The lien is a charge upon the thing which is protected in equity. Fillmore v. Wells, 10 Colo. 228 , 15 P. 343 (1887).
The lien is enforceable by a suit in equity directly against the property burdened therewith, and the amount of the attorney's compensation, together with the controversies relating to the contract of employment, may be determined in such suit. Fillmore v. Wells, 10 Colo. 228 , 15 P. 343 (1887).
This section provides no method of formally asserting the lien in the first instance. Colo. State Bank v. Davidson, 7 Colo. App. 91, 42 P. 687 (1895).
The lien attaches, upon the recovery of the judgment, by virtue of the statute itself and without action of any kind on the part of the attorney. Colo. State Bank v. Davidson, 7 Colo. App. 91, 42 P. 687 (1895).

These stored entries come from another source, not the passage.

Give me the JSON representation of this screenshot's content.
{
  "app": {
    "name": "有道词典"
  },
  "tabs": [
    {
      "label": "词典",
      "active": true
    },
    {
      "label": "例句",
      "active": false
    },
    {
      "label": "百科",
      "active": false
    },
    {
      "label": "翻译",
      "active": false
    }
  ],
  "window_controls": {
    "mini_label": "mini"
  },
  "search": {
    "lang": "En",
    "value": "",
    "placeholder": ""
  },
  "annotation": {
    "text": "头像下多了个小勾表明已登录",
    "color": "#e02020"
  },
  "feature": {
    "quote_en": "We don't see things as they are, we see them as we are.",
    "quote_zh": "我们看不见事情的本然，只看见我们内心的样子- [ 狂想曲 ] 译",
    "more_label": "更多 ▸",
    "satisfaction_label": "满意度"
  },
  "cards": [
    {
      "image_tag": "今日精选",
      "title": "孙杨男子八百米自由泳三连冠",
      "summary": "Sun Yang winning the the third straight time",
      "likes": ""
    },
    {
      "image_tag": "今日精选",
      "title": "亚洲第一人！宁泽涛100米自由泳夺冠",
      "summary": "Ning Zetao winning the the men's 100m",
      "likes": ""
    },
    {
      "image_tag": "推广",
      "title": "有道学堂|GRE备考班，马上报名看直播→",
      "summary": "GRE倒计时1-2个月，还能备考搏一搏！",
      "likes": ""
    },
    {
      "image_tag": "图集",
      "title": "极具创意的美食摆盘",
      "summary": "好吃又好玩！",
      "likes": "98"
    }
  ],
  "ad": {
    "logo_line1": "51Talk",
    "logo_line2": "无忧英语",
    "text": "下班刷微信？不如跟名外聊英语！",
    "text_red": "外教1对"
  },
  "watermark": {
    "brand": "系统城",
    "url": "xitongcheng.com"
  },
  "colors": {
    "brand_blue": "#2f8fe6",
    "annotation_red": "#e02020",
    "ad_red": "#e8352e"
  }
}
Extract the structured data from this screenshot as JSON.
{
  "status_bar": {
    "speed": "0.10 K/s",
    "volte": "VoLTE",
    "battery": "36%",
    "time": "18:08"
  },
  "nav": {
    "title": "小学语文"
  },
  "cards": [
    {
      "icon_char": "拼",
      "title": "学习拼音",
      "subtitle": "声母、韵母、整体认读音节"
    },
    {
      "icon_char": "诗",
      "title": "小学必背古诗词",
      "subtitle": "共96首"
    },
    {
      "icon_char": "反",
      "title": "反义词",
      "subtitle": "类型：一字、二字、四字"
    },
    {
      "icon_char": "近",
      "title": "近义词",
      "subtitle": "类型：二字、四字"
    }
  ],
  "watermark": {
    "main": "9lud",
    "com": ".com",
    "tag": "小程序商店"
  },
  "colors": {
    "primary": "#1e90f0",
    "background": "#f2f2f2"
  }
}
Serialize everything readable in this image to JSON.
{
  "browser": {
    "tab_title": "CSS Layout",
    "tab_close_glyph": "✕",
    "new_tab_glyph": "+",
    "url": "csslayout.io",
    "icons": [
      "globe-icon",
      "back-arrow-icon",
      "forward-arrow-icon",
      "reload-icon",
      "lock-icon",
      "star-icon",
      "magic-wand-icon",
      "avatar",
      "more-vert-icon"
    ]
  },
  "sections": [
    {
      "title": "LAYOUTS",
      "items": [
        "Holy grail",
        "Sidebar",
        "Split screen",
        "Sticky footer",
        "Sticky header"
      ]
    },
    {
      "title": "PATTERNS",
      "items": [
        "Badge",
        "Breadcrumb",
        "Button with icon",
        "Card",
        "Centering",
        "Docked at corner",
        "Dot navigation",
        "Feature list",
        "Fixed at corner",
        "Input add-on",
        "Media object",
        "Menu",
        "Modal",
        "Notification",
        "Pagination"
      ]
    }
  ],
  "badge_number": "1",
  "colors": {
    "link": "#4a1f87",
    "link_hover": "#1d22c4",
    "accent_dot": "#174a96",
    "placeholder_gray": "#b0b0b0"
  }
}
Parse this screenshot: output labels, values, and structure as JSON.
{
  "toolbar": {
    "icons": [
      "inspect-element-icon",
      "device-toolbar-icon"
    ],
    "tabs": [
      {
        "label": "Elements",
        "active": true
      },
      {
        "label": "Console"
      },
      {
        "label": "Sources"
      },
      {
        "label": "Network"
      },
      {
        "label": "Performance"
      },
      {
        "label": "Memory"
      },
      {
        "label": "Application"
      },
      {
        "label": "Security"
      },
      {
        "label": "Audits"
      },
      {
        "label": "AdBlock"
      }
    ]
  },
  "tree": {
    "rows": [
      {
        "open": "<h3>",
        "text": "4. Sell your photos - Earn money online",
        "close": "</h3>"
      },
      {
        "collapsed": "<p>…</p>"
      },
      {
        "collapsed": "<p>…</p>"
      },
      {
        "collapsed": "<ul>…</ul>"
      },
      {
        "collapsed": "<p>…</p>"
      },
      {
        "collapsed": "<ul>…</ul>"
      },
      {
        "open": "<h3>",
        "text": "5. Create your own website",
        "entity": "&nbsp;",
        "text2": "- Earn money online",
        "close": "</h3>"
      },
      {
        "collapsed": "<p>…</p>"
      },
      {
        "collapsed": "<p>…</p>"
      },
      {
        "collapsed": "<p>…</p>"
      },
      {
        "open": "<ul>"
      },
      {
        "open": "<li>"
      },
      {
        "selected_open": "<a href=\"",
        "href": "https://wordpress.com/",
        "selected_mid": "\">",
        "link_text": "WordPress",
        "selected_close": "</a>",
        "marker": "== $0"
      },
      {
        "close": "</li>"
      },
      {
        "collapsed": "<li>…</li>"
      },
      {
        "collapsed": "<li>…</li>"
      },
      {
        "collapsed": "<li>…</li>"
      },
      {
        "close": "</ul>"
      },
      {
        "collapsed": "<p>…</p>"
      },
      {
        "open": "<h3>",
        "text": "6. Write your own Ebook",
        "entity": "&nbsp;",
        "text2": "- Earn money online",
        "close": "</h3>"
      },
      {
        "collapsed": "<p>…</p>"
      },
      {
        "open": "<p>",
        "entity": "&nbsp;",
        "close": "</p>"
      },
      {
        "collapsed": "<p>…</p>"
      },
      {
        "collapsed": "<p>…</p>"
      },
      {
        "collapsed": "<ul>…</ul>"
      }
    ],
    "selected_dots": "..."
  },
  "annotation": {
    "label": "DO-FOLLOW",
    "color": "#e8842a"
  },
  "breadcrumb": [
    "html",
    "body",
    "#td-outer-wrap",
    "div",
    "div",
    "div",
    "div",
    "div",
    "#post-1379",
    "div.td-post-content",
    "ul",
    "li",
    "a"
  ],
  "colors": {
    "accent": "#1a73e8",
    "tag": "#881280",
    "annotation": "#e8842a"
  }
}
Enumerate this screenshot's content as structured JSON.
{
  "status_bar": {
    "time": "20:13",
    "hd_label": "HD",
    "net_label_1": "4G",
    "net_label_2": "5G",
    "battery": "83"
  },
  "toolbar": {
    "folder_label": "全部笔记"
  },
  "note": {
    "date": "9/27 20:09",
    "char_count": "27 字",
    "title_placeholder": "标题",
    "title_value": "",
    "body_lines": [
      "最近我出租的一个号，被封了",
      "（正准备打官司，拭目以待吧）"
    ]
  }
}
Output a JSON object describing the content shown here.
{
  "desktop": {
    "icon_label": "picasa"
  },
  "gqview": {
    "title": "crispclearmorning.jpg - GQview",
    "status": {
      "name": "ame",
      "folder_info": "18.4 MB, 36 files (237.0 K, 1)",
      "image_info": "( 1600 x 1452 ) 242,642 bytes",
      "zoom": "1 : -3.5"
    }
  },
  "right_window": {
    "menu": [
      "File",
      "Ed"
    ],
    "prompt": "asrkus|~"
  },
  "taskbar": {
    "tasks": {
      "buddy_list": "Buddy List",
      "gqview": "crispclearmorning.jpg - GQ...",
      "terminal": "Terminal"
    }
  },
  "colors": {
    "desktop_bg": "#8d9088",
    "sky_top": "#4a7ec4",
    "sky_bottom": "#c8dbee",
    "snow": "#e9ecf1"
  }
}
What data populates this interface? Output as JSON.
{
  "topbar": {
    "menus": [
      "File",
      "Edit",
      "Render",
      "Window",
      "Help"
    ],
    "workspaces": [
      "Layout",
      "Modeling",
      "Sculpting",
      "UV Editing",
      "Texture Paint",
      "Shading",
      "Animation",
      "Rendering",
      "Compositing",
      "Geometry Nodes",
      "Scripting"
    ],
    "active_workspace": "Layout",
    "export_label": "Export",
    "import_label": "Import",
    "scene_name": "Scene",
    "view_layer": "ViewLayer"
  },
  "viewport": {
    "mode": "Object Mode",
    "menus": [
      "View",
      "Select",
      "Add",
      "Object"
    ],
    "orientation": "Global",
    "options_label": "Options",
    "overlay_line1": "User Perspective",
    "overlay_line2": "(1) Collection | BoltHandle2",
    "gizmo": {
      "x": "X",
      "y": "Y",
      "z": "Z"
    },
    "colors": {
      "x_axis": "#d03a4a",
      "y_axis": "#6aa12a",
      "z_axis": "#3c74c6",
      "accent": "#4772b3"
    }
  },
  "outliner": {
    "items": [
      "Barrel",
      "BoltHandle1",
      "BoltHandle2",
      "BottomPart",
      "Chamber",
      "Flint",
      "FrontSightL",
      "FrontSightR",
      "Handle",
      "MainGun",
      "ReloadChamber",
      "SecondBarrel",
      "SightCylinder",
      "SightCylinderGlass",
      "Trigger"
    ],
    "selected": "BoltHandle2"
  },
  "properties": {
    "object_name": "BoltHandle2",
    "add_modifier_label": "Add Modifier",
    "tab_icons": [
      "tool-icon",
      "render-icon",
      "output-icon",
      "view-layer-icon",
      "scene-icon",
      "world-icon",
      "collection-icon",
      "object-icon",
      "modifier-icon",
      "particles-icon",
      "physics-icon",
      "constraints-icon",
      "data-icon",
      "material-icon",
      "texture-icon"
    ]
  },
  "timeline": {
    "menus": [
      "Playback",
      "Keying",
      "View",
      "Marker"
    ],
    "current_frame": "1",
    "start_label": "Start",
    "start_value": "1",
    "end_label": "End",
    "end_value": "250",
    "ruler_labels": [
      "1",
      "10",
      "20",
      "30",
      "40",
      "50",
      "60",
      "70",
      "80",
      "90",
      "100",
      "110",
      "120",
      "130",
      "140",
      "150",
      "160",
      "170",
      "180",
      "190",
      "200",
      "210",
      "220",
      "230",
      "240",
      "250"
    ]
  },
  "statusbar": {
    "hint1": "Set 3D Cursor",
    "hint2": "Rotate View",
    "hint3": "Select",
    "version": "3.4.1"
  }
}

When an attorney has obtained a judgment for his client, this section immediately operates to invest him with a lien thereon to the extent of his reasonable fees remaining due and unpaid for his professional services in obtaining the same. Johnson v. McMillan, 13 Colo. 423 , 22 P. 769 (1889).
The employment of an attorney operates as an equitable assignment of the client's right to the extent of the agreed compensation, in view of this section. Dankwardt v. Kermode, 68 Colo. 225 , 187 P. 519 (1920).
“Charging lien”. A “charging lien” attaches to all the fruits due a client after a suit is commenced, and it attaches immediately upon the obtaining of the judgment. The lien, as between the attorney and the client, is automatic and nothing more need be done to cause the lien to be enforceable against the client. If the attorney files a notice with the court, the lien then becomes enforceable against third parties. Ranes v. Molen, 31 B.R. 70 (Bankr. D. Colo. 1983 ).
Charging lien not created where money paid to attorney on behalf of debtor in settlement of a lawsuit against a third party remained in attorney's possession when compensable work had been completed. In re Oiltech, Inc., 38 B.R. 484 (Bankr. D. Nev. 1984).
“Any judgment” defined. “Any judgment”, as used in the first sentence, means the fruits of any judgment, including the realty in which a client's interest is preserved. Dolan v. Flett, 41 Colo. App. 40, 582 P.2d 694 (1978).
Attachment and enforceability of lien. The statutory charging lien attaches immediately upon the obtainment of a judgment and, as between attorney and client, nothing more need be done to cause the lien to be enforceable; the lien becomes enforceable against third parties when notice is provided. Dolan v. Flett, 41 Colo. App. 40, 582 P.2d 694 (1978).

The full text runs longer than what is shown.